Saturday, April 21, 2018

Fannie Fern Crandall and Her Three-Timing Darling "Husband"

My mother-in-law's grandmother's sister Fannie Fern Crandall was not someone we heard much about, and we never thought to ask. The newly arrived (on line) March 2018 issue of the National Genealogical Society Quarterly includes the results of my research that makes her almost as well-documented as her sister, who married a Seventh-Day Baptist minister. (It's available free to NGS members.)

Fannie's father Charles Welcome Crandall suffered an injury early in his Civil War service and later drew a pension. He was caught claiming more disability than he really had, and in his struggle to regain the pension he met up with a charismatic attorney in Chicago -- Frank Ira Darling -- where they were neighbors.

It turns out that Frank's work as an attorney brought him together with many a Civil War veteran, and many a daughter. He had six children with three of his clients' daughters, including the one to whom he was legally married.

Frank died unexpectedly in his 40s, and the story of two of the three came out in a blaze of sensational publicity in January 1898. Fannie was the third and she kept quiet, but evidence starting with Charles's pension file leaves no doubt that Frank was the father of her child, a daughter who grew up and married and left no descendants. (Those who follow NGSQ may recall the tale told by co-editor Thomas W. Jones about George Wellington Edison, an even more swashbuckling and disreputable character in Illinois, in 2012.)

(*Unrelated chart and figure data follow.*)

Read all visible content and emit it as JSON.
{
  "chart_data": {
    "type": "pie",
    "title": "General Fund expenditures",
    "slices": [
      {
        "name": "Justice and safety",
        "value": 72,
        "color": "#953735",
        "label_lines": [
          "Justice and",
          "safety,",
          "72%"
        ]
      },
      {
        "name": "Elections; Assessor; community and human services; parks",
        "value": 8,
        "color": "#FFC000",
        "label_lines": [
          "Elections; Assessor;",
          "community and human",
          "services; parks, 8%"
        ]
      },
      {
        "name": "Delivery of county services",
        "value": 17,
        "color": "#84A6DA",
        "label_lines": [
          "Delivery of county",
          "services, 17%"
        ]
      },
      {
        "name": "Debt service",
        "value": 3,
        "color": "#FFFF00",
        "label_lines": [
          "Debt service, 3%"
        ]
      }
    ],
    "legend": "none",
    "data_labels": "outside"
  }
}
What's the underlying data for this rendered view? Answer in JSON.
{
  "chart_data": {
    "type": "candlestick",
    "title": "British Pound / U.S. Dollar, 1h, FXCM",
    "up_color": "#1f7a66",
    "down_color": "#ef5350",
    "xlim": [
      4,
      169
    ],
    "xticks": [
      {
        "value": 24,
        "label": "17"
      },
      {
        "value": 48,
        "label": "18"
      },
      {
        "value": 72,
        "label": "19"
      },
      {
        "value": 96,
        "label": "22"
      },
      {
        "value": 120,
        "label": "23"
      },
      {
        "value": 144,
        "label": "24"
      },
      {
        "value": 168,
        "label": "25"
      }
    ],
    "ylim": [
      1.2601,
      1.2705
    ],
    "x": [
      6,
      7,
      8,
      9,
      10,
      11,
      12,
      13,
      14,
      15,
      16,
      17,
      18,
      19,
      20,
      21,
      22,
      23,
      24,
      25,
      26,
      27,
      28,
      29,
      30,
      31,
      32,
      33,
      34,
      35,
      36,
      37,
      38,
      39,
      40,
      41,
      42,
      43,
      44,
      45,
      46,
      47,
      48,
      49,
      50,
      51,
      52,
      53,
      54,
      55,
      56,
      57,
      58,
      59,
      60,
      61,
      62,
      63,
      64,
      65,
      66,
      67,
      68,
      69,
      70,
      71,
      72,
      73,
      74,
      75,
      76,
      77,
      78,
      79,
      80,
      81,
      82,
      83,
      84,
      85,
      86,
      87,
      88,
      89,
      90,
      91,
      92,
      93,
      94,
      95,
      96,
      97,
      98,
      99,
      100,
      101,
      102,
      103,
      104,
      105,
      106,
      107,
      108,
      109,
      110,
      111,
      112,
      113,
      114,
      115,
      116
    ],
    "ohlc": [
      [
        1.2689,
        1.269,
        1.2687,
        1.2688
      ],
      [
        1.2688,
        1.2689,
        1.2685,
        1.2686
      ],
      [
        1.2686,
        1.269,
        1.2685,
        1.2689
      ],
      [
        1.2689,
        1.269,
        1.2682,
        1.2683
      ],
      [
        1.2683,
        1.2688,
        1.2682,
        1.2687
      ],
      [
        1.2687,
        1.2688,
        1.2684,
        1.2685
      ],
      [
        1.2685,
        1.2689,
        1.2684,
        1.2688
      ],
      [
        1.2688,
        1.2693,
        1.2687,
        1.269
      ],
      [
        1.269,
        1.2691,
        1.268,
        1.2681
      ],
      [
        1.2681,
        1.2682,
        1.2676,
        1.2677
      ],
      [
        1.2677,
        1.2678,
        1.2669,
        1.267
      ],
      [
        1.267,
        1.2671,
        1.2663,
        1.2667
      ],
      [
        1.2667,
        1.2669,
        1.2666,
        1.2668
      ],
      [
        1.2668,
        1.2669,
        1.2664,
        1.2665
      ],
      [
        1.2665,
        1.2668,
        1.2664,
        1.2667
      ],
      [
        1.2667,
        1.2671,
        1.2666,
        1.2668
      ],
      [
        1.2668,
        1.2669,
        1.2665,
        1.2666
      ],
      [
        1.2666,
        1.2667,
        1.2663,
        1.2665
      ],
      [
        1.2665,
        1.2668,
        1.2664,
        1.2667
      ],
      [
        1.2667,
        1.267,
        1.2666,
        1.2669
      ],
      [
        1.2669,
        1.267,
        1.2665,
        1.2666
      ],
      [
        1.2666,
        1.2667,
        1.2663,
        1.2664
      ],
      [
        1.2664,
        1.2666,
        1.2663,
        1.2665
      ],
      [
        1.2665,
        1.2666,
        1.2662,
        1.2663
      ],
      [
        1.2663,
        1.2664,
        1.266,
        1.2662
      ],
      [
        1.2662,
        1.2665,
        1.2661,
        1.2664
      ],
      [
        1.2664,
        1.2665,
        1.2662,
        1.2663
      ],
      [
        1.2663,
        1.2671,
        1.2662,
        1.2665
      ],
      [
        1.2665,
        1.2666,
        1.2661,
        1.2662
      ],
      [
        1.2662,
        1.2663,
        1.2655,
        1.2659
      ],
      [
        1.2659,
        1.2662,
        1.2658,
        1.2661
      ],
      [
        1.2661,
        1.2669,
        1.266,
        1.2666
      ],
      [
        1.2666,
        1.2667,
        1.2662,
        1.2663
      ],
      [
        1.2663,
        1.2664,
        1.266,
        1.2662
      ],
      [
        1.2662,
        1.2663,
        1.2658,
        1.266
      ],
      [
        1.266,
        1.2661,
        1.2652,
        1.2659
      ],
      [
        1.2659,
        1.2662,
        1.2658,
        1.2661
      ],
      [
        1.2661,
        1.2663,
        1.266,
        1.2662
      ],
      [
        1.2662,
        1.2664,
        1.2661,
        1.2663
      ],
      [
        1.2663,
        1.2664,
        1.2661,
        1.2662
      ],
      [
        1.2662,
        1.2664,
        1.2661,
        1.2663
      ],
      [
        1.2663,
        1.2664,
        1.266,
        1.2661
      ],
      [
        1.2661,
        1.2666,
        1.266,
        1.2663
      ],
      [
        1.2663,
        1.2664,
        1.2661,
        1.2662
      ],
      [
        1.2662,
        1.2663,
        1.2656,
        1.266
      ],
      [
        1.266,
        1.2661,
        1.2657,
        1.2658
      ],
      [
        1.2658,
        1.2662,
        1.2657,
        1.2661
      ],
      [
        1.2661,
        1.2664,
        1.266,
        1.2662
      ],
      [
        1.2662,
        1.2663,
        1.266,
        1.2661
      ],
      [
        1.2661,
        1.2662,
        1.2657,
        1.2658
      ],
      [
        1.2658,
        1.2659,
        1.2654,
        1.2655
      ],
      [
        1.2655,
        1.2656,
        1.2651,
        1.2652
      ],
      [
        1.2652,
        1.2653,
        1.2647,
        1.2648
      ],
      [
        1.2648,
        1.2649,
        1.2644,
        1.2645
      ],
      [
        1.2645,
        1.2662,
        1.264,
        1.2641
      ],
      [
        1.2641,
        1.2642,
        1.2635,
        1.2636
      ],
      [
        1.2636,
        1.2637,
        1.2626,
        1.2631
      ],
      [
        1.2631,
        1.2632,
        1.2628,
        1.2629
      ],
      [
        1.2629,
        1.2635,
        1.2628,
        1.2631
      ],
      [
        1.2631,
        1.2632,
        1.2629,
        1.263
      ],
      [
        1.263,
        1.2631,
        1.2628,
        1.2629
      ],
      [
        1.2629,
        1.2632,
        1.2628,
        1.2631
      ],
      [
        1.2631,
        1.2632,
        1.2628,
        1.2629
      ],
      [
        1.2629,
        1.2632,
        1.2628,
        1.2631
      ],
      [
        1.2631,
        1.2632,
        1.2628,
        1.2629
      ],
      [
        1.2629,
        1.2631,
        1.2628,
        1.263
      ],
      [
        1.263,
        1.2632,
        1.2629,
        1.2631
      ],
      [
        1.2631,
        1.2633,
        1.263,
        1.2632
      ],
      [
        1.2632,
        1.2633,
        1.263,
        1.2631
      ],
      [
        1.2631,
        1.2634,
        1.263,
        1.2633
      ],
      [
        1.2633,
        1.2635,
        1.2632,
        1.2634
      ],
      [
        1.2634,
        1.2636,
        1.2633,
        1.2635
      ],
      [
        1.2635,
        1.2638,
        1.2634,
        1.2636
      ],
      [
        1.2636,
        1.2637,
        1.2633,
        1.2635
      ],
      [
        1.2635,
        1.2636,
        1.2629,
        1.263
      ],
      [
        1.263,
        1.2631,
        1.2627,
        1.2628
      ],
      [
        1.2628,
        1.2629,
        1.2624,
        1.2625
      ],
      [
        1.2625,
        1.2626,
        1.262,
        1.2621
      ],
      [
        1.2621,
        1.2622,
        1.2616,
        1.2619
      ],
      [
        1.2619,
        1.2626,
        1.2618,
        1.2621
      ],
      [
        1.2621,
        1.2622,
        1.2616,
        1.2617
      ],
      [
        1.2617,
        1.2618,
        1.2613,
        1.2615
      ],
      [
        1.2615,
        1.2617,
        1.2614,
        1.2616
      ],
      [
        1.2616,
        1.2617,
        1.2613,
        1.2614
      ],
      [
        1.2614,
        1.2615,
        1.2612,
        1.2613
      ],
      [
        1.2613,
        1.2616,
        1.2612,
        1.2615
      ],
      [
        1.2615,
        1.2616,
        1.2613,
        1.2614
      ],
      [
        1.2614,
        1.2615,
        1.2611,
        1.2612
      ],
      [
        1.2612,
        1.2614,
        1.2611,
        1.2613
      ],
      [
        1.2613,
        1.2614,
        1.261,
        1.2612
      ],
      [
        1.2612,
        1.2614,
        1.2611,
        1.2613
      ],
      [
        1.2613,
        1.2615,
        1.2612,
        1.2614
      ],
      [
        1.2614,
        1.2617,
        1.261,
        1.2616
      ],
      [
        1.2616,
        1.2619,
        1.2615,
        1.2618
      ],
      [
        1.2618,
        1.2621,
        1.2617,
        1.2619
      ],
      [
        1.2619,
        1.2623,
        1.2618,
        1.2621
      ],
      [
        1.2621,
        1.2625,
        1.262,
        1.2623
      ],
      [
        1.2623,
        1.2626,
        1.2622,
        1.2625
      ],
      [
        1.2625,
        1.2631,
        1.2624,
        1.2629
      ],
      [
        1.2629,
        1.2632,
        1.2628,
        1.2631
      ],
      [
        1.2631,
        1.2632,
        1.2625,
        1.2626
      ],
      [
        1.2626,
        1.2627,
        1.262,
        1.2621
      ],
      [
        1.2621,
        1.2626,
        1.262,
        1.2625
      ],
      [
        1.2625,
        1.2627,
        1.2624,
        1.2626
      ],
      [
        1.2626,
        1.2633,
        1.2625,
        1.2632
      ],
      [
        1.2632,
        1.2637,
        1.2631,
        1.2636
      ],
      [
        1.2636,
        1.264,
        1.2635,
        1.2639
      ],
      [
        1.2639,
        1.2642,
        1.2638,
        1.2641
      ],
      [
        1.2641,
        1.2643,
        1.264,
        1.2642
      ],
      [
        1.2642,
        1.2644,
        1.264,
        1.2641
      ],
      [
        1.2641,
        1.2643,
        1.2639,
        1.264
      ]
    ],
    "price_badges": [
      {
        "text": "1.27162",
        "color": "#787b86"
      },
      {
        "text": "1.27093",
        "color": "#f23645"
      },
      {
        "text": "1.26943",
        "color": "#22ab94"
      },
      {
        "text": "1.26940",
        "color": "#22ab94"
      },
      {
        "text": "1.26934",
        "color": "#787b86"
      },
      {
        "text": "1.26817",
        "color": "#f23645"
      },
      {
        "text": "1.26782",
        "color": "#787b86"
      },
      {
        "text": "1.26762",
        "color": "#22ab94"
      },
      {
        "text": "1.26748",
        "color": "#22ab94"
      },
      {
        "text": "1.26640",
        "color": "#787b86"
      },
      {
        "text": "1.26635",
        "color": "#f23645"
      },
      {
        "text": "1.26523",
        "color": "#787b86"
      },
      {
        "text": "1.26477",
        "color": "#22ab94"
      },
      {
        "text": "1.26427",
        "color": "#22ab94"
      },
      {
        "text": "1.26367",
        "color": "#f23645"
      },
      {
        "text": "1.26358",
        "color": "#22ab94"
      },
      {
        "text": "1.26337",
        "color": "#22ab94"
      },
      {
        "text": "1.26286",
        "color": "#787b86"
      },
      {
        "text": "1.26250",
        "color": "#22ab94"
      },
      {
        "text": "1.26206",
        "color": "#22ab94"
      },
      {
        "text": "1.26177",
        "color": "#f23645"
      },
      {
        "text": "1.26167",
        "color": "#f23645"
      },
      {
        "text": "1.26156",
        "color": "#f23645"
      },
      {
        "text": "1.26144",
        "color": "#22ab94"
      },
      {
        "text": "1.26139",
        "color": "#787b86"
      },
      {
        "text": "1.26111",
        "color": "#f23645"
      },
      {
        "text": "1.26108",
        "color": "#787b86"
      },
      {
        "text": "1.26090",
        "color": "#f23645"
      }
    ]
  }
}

What we will probably never know -- unless old correspondence surfaces -- is what Fannie knew and when she knew it, and what she thought about it all. After a few years in the early 1900s when she went by the surname "Brown" for no known reason, she used the Darling surname throughout the rest of her life. She earned a living and brought up her daughter by clerking and stenography in Washington, D.C., including in the patent office. In later years she had an artistic career in southern California, but she also had to have been a resilient and determined person.